What you're seeing is due to the fact that each data point not only has a different value for Years of Exprience
, each also (in general) has different values for the other independent variables in the regression. That's what's causing the squiggly line, even though the regression "hyperplane" is flat (assuming you have only linear terms in the regression).
Here's an example with the built-in mtcars
data frame. The regression below has two independent variables (hp
and wt
) so the fitted regression equation is a (flat) plane.
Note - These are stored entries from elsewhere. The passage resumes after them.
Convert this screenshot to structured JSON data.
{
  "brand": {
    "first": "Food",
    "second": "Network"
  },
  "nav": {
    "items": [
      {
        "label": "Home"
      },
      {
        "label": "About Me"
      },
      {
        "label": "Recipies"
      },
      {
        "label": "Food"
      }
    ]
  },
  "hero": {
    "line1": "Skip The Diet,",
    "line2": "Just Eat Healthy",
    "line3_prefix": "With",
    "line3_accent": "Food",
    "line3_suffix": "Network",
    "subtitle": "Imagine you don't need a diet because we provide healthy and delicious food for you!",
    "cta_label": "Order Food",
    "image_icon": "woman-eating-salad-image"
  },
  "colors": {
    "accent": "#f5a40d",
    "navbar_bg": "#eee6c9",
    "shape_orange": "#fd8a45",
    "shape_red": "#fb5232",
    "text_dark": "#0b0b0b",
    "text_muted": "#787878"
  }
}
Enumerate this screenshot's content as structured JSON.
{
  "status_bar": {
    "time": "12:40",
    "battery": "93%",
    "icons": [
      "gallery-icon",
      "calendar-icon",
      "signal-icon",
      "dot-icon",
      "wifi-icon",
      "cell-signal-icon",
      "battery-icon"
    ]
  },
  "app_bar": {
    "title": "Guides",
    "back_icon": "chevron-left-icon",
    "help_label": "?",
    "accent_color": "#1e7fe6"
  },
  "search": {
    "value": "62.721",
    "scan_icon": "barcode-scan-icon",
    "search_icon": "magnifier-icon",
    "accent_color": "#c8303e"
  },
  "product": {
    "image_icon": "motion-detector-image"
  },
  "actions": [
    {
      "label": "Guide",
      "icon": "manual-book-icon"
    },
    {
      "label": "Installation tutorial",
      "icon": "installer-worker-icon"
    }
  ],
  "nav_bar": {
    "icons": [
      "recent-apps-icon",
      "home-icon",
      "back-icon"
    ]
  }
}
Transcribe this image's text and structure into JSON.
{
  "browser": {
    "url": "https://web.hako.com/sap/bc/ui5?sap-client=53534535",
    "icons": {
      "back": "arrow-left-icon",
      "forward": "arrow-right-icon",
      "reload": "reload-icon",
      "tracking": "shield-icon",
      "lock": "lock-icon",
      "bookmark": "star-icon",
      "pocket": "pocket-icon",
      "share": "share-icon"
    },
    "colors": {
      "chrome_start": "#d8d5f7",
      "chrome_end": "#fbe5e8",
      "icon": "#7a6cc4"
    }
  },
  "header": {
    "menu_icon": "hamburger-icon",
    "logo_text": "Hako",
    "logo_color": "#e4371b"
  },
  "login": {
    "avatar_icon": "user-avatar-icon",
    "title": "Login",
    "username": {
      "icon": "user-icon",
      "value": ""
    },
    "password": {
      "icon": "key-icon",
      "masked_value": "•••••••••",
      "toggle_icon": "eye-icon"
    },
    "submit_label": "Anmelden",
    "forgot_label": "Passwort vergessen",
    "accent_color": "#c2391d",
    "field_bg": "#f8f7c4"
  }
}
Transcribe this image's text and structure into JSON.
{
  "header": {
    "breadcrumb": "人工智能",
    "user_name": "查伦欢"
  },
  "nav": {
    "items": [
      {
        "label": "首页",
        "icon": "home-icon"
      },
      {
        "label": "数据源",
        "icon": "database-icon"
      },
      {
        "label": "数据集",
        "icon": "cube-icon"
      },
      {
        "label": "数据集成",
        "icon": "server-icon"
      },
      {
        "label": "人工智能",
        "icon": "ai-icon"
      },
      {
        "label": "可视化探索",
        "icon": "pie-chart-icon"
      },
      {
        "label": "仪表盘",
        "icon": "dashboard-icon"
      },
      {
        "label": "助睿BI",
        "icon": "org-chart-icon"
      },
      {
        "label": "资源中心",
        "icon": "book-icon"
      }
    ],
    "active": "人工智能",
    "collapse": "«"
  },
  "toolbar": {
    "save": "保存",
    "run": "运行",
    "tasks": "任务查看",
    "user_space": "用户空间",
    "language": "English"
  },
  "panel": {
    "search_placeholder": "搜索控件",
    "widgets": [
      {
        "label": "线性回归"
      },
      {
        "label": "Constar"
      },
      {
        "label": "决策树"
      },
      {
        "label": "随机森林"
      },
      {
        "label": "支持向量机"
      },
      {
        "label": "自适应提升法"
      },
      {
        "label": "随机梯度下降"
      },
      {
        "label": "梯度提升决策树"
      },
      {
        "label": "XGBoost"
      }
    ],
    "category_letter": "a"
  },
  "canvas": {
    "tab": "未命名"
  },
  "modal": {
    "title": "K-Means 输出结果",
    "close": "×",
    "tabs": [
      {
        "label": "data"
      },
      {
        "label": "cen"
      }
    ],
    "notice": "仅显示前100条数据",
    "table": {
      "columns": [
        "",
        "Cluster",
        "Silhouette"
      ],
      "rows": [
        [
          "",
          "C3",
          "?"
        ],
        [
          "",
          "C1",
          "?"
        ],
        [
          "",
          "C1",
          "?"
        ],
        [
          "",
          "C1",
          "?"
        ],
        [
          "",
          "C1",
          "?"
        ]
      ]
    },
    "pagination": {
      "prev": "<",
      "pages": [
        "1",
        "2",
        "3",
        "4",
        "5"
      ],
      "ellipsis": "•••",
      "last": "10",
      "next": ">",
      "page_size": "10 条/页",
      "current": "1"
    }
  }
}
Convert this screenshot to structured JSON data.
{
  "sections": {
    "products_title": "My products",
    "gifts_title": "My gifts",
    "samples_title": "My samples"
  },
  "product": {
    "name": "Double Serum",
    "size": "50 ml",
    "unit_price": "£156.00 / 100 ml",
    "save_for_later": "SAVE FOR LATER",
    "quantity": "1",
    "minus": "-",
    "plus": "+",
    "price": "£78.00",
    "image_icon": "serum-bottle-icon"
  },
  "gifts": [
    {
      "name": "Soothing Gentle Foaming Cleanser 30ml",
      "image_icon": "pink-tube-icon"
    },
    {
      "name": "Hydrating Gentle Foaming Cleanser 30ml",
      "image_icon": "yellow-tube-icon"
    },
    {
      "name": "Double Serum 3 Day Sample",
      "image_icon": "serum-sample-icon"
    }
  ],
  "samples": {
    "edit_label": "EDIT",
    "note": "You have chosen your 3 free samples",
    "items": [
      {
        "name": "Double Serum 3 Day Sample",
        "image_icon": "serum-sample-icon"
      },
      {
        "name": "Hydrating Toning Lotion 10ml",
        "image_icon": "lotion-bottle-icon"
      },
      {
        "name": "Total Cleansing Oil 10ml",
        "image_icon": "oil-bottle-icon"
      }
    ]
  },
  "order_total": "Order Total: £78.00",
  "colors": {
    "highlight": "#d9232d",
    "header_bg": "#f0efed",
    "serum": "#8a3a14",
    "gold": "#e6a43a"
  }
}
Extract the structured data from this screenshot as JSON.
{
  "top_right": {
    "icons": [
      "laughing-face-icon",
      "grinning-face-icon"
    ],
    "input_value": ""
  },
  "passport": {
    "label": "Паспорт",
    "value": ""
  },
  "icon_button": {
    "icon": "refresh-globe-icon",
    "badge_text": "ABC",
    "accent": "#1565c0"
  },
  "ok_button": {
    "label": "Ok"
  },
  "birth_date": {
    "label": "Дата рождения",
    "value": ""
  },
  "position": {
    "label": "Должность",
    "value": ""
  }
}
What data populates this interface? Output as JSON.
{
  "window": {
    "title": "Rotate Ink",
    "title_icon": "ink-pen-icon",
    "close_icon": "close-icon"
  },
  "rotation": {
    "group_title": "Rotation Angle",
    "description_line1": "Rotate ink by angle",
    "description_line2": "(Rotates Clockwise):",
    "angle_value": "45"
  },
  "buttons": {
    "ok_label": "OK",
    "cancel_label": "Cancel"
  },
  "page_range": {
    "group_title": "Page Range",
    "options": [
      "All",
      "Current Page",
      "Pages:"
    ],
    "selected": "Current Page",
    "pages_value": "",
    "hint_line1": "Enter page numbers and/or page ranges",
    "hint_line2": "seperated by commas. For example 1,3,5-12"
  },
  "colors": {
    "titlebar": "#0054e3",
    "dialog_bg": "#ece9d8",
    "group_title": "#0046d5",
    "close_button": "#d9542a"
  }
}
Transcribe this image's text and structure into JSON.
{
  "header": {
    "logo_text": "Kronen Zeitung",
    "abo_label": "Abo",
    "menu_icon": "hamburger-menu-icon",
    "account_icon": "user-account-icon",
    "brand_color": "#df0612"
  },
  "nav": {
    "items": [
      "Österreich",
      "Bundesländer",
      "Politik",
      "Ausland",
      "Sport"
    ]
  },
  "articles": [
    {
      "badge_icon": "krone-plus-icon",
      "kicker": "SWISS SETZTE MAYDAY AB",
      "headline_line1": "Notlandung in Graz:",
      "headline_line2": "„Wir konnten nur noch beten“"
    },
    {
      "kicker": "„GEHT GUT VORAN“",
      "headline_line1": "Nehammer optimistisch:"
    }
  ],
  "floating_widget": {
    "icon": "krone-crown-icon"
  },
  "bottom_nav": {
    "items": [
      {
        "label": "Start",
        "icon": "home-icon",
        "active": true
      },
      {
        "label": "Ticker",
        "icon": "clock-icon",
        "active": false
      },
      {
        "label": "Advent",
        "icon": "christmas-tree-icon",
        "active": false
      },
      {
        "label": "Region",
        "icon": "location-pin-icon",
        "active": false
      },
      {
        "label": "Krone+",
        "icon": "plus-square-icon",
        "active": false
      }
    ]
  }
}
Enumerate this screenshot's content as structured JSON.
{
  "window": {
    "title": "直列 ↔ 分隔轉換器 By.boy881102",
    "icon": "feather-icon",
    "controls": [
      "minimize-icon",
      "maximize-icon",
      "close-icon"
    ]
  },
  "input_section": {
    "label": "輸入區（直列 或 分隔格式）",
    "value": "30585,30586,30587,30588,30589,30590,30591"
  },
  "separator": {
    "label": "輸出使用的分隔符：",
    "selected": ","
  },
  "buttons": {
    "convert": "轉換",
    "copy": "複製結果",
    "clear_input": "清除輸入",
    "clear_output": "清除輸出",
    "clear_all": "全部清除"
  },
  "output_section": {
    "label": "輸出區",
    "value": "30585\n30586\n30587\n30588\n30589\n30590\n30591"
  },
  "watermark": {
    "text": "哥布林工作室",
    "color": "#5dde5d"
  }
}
When I plot the fitted values and connect them (the gray squiggly line) it's all over the place because, in general, points with similar values of hp
can have different values of wt
. (If you look at the regression coefficients (run coef(m1)
) you'll see that the coefficient for wt
is -3.88, meaning a car that is 1.0 greater in wt
(for a given value of hp
) is predicted to be 3.88 lower in mpg
.
To see the predicted relationship of hp
and mpg
separately from wt
, we need to plot mpg
vs. hp
for a fixed value of wt
. The plot below shows mpg
vs. hp
for three specific values of wt
(the 10th, 50th, and 90th percentiles in the data). You can see that each of those lines is straight.
library(tidyverse)
# Model
m1 = lm(mpg ~ hp + wt, data=mtcars)
# Model predictions for the data
mtcars$mpg.fitted = predict(m1)
# Model predictions for specific values of each independent variable
newdata = data.frame(hp=rep(seq(min(mtcars$hp), max(mtcars$hp), length=20), 3),
wt=rep(quantile(mtcars$wt, prob=c(0.1,0.5,0.9)), each=20))
newdata$mpg.fitted = predict(m1, newdata)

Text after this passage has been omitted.